İlaç şirketleri ile pek çok doktor işbirliği halinde mi?
Temsili demokrasi ve devlet nedir sorusuna Azra Kohen bir başka karakter üzerinden şöyle yanıt veriyor Pi’de: ‘Ben, benim adıma karar vermesi için kardeşime bile vekâlet vermezken bu koca topraklardaki milyonlarcasının hakkı, haklarımızın tamamı, hiç tanımadığımız birilerine teslim. İşte bu da bugün, bu ülkede uygulanan temsili demokrasinin özü; yani aslında halkın seçtiği değil, bir tek kişinin seçtiği ve adını da milletvekili koyduğu hiç tanımadığımız adamlar bize ait olanı kendi aralarında paylaşıyorlar. Aslında temsil, demokrasi denilen şey seçilmiş diktatörlüktür’.
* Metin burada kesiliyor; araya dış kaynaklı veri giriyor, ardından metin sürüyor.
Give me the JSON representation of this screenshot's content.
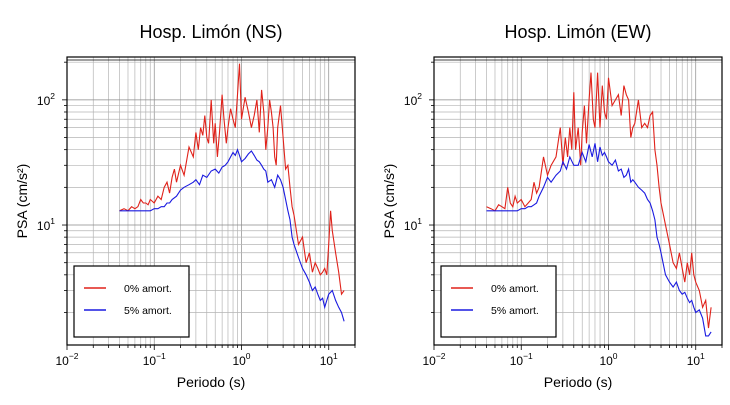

Devlet içinse yine Pi’de: ‘17 milyar değerindeki petrole beş buçuk kat kâr koyup 93 milyara halkına veren bir devleti nasıl durduracağız? Sadece petrolden 76 milyar kâr ediyorlar. Hele elektrik! 16 milyara mal edilirken 77 milyara satılıyor bize. Dünyanın en pahalı elektriğini alan tek halkız biz! Güneş enerjisini devreye soktuğun anda bir düşün, devletin, hatta tüm devletlerin doğal gazdan, elektrikten, petrolden, halktan aldıkları haracı, milyarları keseceksin. Bizimkisi gibi küçük bir ülkenin halkı bile yılda 185 milyar kazandırıyor hükümetine ve bunu okul, yol, baraj yapmak için de kullanmıyorlar. Bu para halktan toplanıyor ve örtülü ödenek adı altında yok oluyor, bu lanetli sistemde köşe tutmuşlara, halkın gardiyanlarına gidiyor. Hesabını bile soramıyoruz!’ diyor.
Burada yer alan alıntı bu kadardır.